We hear a lot about NLP – why is Arria focused purely on the generation rather than the understanding part of the chain?

For a long time, NLG has been the neglected sibling. So much so that people often think all NLP is Natural Language Understanding, when in fact the term NLP covers both Natural Language Understanding (NLU) and Natural Language Generation. NLU has been very visible for the last couple of decades because we’ve had lots of documents in machine readable form since the early days of computing, and you need NLU techniques to extract something useful from those documents. But of course what’s happened in the last few years is the explosion of data sources, so now suddenly we need to find ways to make sense of massive data sets. And that’s where NLG plays an important role.

There’s obviously many applications for the technology. Can you share some examples of NLG in action?

Our early wins were in the oil and gas sector, and in reporting on the behaviour of rotating machinery. That’s a domain where you have masses of sensor data that can take an expert engineer hours to analyse and explain; but the Arria NLG engine can produce detailed reports along with recommendations for action in a couple of minutes, and those reports are indistinguishable from the reports the expert would write. More recently we’ve been applying the same techniques in management reporting, digital media campaign analytics and financial reporting, where the granularity of the data may not be so extreme as in the sensor world, but you still need to pull together diverse sources of data, integrate all that into a common view of the world, and then reason about it to provide explanations of what is going on: why insurance policy revenue from a particular region is down, how you might reallocate online advertising spend to maximize conversions, or what it is that is driving revenue changes across your product lines.

Are customers requesting on-premise implementations or through the cloud, and which offers the best situation for Arria?

Our earliest deployments were all on-premise, and we still have customers who require that for one reason or another – many businesses are wary of letting sensitive data get outside the firewall. But we’re seeing an increasing shift towards cloud-based services, which is the approach used in most of our more recent deployments. That’s better for us, of course, in terms of ease of software updates and the like; and that has parallel benefits for the customer.
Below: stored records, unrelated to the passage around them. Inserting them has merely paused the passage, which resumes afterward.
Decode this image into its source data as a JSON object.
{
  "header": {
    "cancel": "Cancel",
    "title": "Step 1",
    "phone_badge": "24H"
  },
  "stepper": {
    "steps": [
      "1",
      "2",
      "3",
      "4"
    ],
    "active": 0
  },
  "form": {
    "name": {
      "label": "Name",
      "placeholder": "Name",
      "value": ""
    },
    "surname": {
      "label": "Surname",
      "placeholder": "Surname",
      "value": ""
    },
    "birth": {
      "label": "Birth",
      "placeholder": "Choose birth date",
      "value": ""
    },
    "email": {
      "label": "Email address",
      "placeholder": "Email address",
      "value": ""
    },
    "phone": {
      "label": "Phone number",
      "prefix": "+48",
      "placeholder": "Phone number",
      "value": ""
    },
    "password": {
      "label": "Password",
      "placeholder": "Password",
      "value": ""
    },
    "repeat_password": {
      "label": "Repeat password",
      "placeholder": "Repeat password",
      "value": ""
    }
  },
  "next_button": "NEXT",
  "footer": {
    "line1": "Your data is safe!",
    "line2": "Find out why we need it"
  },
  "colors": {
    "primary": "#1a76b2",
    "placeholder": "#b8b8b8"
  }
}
What languages are you currently able to offer, and which are next in development?

We’re very much driven by customer demand in this regard, as in other areas. Our technology architecture is organized in a way that makes it relatively straightforward to add new languages; that’s one of the learnings that comes from the decades of research we’ve put into this. We recently completed a project that delivered German weather reports – weather reporting is an area we’ve been active in for a long time, and we expect to deliver another European language soon as part of that project. For commercial reasons, though, I’m not at liberty to say what that is.

What does the future hold for new developments at Arria?

We’re moving forward in a number of directions. Perhaps the two most important of those are a move towards products that are easy for the user to configure, rather than requiring a professional services engagement; and further evolution of our Software Development Kit, which is out in beta. That’s a really exciting direction, because we’ve long realized that there are many more use cases for NLG than we’ll ever be able to satisfy, so we want to make it possible for others to develop those applications themselves. Our SDK gives customers and third-party developers the ability to build NLG applications of the same sophistication as the apps we deliver today.